Cooking Recipes

Hide
Show

Healthy meal planning can seem like a lot of work. Determining what you’re going to eat days in advance appears to take the fun out of spontaneous cooking. But if you’re committed to healthy eating–or even just beginning to cook regularly–menu planning is a must. Good planning will help you avoid multiple trips to the store throughout the week, which is time-consuming (and can be expensive). Sitting down once a week with a cookbook and making a menu for the week can help you:

  • Avoid the temptation of getting last-minute takeout, since dinner is already planned and shopped for
  • Determine which cooking techniques you want to try that week (For example, you may choose a few simple dishes and one that requires a more complex process, like a homemade bechamel sauce.)
  • Ensure you’re eating a balanced diet
  • Try new foods. (You may want to mix things up one or two nights a week with a new ingredient you haven’t eaten before.)

Healthy Meal Planning: The Plate Method

If health is a main concern in your cooking endeavors, the “plate method” can help you ensure you’re planning meals that are balanced and portioned.

The plate method is a quick and simple way of planning a meal to maximize nutrition. Begin by drawing an imaginary line down the center of your plate. On one side, draw another line. You now have three sections. Fill the large section with non-starchy vegetables (spinach, carrots, turnip, broccoli). Fill one small section with a starch, such as noodles or potatoes. Fill the other small section with meats such as tuna, steak or chicken. If you prefer, choose meatless options for this area, such as tofu.

As you follow this method, you’ll notice your menu planning for each meal will contain a portion of vegetables, a portion of starch and a portion of meat or meat substitute. This is a form of healthy meal planning, as the majority of your plate is covered with vegetables.

Menu Planning in Action

To apply this healthy meal planning on a day-to-day basis will take some effort. You can begin by narrowing down your options:

  1. Make a list of all of the recipes you know how to cook.
  2. Ask your children or family members what they like to eat at restaurants. Look for recipes for these items.
  3. Pull out all cookbooks you own, and search for recipes you know you can make.
  4. Make a list of all vegetables you know how to cook. (And that your children will eat!)
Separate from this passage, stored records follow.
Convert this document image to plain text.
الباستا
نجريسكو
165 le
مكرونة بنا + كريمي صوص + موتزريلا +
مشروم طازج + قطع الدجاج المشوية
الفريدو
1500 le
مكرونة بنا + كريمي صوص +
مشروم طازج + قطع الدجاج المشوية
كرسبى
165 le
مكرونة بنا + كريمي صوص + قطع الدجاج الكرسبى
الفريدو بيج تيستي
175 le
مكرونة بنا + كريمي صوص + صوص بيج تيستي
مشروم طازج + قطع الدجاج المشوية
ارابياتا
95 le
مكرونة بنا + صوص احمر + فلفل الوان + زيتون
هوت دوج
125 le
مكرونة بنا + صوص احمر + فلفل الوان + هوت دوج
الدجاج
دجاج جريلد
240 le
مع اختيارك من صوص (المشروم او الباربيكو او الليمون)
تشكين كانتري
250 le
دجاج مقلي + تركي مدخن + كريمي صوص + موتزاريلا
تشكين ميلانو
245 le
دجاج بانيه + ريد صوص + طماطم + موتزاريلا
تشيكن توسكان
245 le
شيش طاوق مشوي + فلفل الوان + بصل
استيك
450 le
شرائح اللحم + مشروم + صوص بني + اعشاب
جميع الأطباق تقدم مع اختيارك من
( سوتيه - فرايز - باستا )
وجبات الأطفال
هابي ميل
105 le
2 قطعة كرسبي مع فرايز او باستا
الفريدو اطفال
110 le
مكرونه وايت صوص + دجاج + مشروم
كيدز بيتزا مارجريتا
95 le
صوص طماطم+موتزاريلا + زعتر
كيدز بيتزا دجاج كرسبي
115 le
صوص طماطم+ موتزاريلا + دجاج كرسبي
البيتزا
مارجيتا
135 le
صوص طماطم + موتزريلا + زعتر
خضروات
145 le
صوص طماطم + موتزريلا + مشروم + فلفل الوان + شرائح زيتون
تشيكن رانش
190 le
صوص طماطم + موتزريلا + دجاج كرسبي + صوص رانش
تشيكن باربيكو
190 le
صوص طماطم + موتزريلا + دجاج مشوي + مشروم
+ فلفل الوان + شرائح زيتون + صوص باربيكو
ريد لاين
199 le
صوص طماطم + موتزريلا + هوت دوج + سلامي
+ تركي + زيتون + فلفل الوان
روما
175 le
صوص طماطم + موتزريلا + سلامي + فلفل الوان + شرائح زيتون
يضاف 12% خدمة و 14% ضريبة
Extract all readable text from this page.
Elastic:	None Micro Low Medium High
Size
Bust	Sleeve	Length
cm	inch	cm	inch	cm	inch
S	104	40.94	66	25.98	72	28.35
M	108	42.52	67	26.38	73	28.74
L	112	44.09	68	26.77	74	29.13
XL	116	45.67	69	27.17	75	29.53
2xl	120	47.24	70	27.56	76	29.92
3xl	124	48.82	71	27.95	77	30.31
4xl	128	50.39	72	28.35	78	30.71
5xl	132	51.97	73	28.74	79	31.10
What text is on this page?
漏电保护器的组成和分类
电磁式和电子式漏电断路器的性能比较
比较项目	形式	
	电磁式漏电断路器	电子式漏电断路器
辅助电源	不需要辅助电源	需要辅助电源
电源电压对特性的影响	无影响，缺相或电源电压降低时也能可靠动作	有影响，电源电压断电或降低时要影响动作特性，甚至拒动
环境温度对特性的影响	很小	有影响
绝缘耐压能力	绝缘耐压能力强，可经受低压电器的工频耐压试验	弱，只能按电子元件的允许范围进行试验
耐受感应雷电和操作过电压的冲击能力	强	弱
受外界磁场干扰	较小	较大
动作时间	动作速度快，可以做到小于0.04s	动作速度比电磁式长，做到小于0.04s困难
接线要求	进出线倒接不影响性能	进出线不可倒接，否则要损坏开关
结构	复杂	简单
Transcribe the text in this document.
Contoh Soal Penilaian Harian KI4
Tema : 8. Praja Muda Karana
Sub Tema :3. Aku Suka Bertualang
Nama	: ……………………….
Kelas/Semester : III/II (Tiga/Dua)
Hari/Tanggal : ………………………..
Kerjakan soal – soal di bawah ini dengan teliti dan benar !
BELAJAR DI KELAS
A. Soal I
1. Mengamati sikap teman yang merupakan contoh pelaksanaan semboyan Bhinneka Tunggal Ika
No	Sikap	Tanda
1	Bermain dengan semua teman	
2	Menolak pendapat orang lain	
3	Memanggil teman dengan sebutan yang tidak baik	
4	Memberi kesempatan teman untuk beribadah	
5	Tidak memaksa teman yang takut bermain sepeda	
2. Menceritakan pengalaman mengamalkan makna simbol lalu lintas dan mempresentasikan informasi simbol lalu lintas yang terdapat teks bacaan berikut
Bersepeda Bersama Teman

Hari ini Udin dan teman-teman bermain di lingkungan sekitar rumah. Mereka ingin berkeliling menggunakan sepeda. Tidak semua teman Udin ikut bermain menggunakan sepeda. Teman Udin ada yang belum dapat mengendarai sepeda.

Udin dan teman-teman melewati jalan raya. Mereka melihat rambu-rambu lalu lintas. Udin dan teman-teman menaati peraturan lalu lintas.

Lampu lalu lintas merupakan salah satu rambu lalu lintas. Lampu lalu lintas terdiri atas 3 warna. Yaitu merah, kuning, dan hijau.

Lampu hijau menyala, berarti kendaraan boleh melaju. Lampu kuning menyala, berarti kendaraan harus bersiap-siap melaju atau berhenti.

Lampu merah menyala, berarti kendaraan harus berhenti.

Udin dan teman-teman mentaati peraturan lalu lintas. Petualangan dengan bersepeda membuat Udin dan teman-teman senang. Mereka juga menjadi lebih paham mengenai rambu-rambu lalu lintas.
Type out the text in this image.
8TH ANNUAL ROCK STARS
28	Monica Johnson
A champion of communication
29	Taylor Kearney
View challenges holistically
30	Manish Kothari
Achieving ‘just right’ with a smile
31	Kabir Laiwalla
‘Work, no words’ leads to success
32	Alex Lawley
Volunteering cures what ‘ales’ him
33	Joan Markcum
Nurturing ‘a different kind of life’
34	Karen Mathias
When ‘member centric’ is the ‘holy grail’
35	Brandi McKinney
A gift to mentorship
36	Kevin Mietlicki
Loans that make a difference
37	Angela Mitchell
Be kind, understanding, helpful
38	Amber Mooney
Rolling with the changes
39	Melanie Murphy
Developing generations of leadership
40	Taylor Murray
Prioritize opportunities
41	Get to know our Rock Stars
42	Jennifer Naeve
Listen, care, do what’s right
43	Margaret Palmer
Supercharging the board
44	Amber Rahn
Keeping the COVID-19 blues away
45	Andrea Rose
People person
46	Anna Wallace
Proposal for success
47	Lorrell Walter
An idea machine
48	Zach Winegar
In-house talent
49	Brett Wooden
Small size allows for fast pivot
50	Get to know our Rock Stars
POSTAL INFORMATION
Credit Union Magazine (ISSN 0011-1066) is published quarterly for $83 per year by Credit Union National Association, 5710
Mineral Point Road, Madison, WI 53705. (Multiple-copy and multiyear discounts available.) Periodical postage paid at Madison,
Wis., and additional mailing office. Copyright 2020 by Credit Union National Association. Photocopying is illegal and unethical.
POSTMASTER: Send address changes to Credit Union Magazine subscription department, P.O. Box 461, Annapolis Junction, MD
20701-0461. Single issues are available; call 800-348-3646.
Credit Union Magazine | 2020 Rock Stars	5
This list will form the backbone of your healthy meal planning. Augment this list by choosing one or two items that you’ve never made before but would like to try. Planning a meal that is slightly challenging will help you learn new techniques, introduce new foods to your palate and keep you challenged.

Create a grid for the next week, with a column for each day and three rows for breakfast, lunch and dinner. Determine which days are the busiest for your family. If your children have soccer practice on Wednesdays, for example, choose the recipe you know is fast and easy for that night. Save the weekends for elaborate recipes you’ve never tried before. Plan on making additional servings of dinner items, and eat those for lunches the following days. Planning a meal with leftovers in mind can keep you from resorting to fast-food lunches.

Once you’ve completed your menu planning, generate your shopping list. To make shopping even easier, organize the list by ingredient type–all of the dairy items in one section, produce in another, and so forth–to avoid zig-zagging around the grocery store searching for items.